Do you really mean to say:
yes exactly I want to know how many clocks cycles does the hardware implementation of the adder take.

This depends on the number of pipeline stages in the adder implementation. Sure you could put a counter in the design and sample the counter when it gets data and when the output is generated, but that's more work than looking at the RTL implementation of the adder.

You seem to be a SW type trying HDL...
HW runs in parallel and the concept of time as in seconds only exists if you count clock cycles using a physical counter and perform the conversion 1/Clock_Freq_in_Hz * delta_count_value.

If you're trying to make an embedded uP design with SW adder v.s. HW adder comparison then the counter makes sense, but you'll have to trigger the captures of counts from SW with a write or some custom instruction.
 

You could look at the maximum operating frequency of an adder or divider, but the clock speed will depend on:

- The implementation of the circuit, including its width and pipeline stages.
- The architecture you're targeting. A particular FPGA device? An ASIC?

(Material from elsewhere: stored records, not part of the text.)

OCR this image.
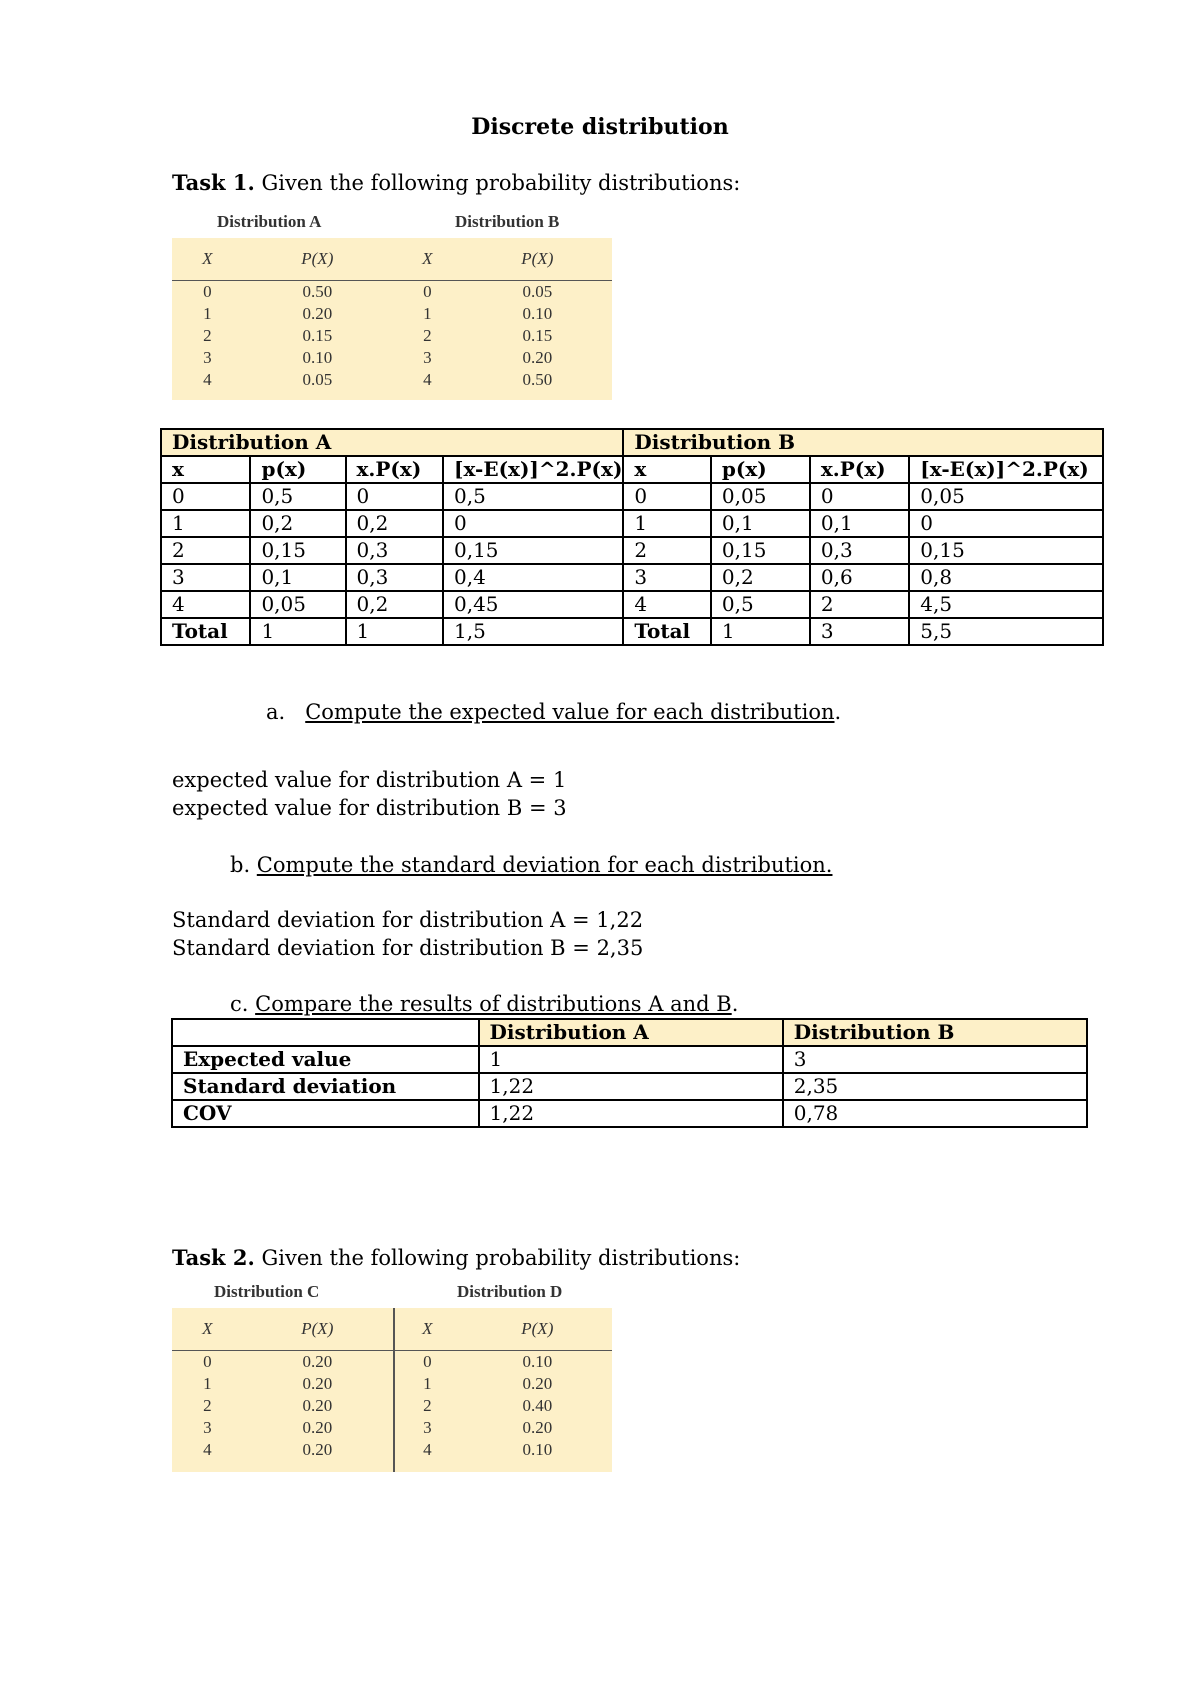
Discrete distribution
Task 1. Given the following probability distributions:
Distribution A	Distribution B
X	P(X)	X	P(X)
0	0.50	0	0.05
1	0.20	1	0.10
2	0.15	2	0.15
3	0.10	3	0.20
4	0.05	4	0.50
Distribution A				Distribution B			
x	p(x)	x.P(x)	[x-E(x)]^2.P(x)	x	p(x)	x.P(x)	[x-E(x)]^2.P(x)
0	0,5	0	0,5	0	0,05	0	0,05
1	0,2	0,2	0	1	0,1	0,1	0
2	0,15	0,3	0,15	2	0,15	0,3	0,15
3	0,1	0,3	0,4	3	0,2	0,6	0,8
4	0,05	0,2	0,45	4	0,5	2	4,5
Total	1	1	1,5	Total	1	3	5,5
a. Compute the expected value for each distribution.
expected value for distribution A = 1
expected value for distribution B = 3
b. Compute the standard deviation for each distribution.
Standard deviation for distribution A = 1,22
Standard deviation for distribution B = 2,35
c. Compare the results of distributions A and B.
	Distribution A	Distribution B
Expected value	1	3
Standard deviation	1,22	2,35
COV	1,22	0,78
Task 2. Given the following probability distributions:
Distribution C	Distribution D
X	P(X)	X	P(X)
0	0.20	0	0.10
1	0.20	1	0.20
2	0.20	2	0.40
3	0.20	3	0.20
4	0.20	4	0.10
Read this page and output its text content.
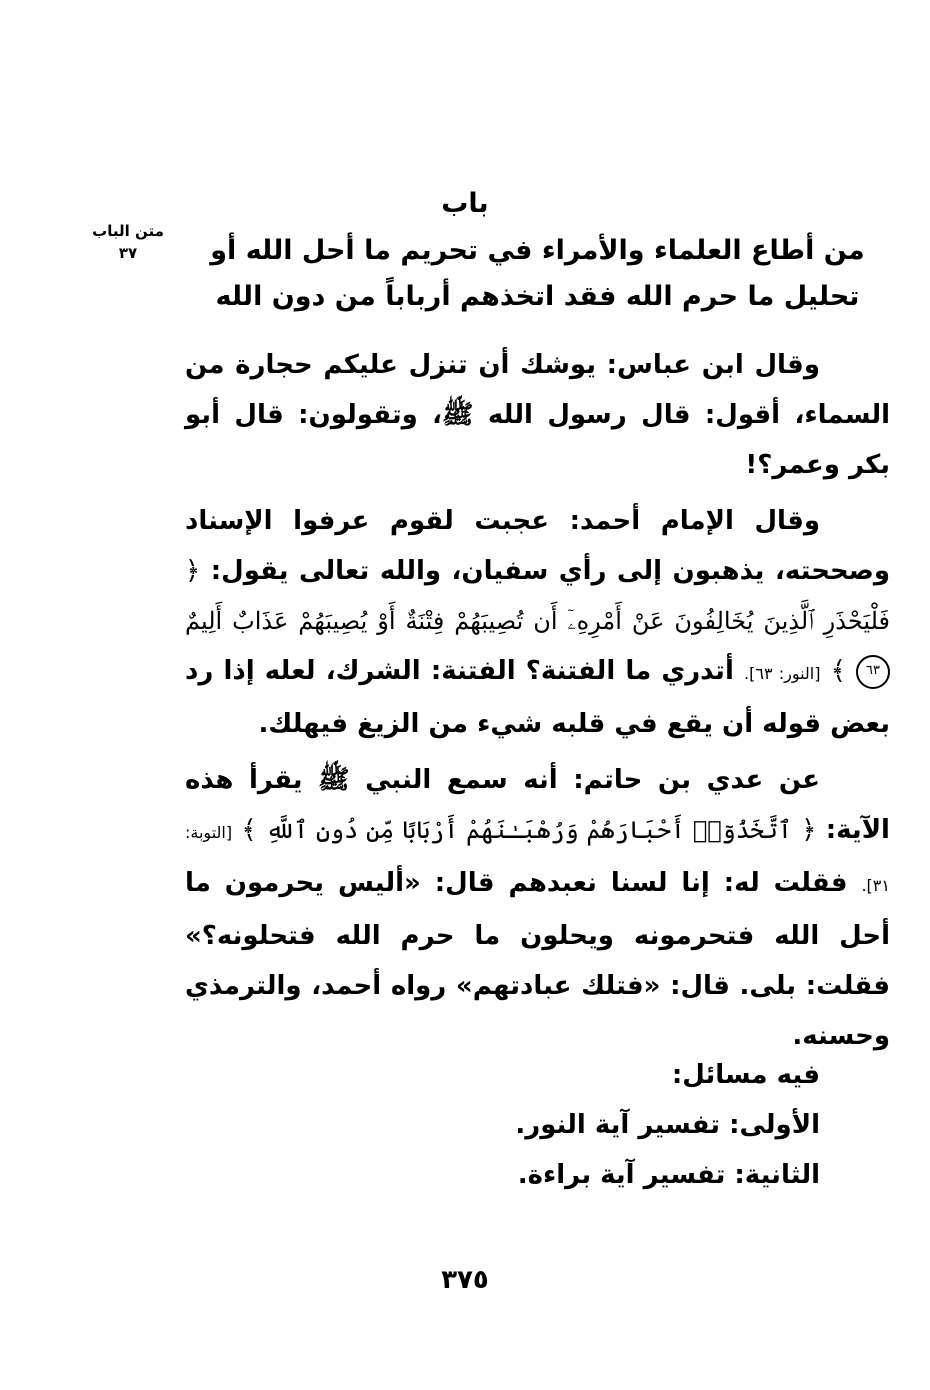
متن الباب
٣٧
باب
من أطاع العلماء والأمراء في تحريم ما أحل الله أو تحليل ما حرم الله فقد اتخذهم أرباباً من دون الله

وقال ابن عباس: يوشك أن تنزل عليكم حجارة من السماء، أقول: قال رسول الله ﷺ، وتقولون: قال أبو بكر وعمر؟!

وقال الإمام أحمد: عجبت لقوم عرفوا الإسناد وصححته، يذهبون إلى رأي سفيان، والله تعالى يقول: ﴿ فَلْيَحْذَرِ ٱلَّذِينَ يُخَالِفُونَ عَنْ أَمْرِهِۦٓ أَن تُصِيبَهُمْ فِتْنَةٌ أَوْ يُصِيبَهُمْ عَذَابٌ أَلِيمٌ ٦٣ ﴾ [النور: ٦٣]. أتدري ما الفتنة؟ الفتنة: الشرك، لعله إذا رد بعض قوله أن يقع في قلبه شيء من الزيغ فيهلك.

عن عدي بن حاتم: أنه سمع النبي ﷺ يقرأ هذه الآية: ﴿ ٱتَّخَذُوٓا۟ أَحْبَارَهُمْ وَرُهْبَـٰنَهُمْ أَرْبَابًا مِّن دُونِ ٱللَّهِ ﴾ [التوبة: ٣١]. فقلت له: إنا لسنا نعبدهم قال: «أليس يحرمون ما أحل الله فتحرمونه ويحلون ما حرم الله فتحلونه؟» فقلت: بلى. قال: «فتلك عبادتهم» رواه أحمد، والترمذي وحسنه.

فيه مسائل:
الأولى: تفسير آية النور.
الثانية: تفسير آية براءة.
٣٧٥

Pipelining can allow you to trade maximum frequency against latency. You need to consider whether throughput or latency is most important to your application.

Even if you implemented a software adder or divider on your PC, there are a number of ways to do it - are your numbers floating point or integer? Can you use Streaming SIMD instructions? GPU acceleration? Do you care about the time just one operation takes, or do you care about how many operations you can efficiently do per second?

There are many variables here so you'll either need to be very specific about exactly what you want to benchmark, or do lots of benchmarks.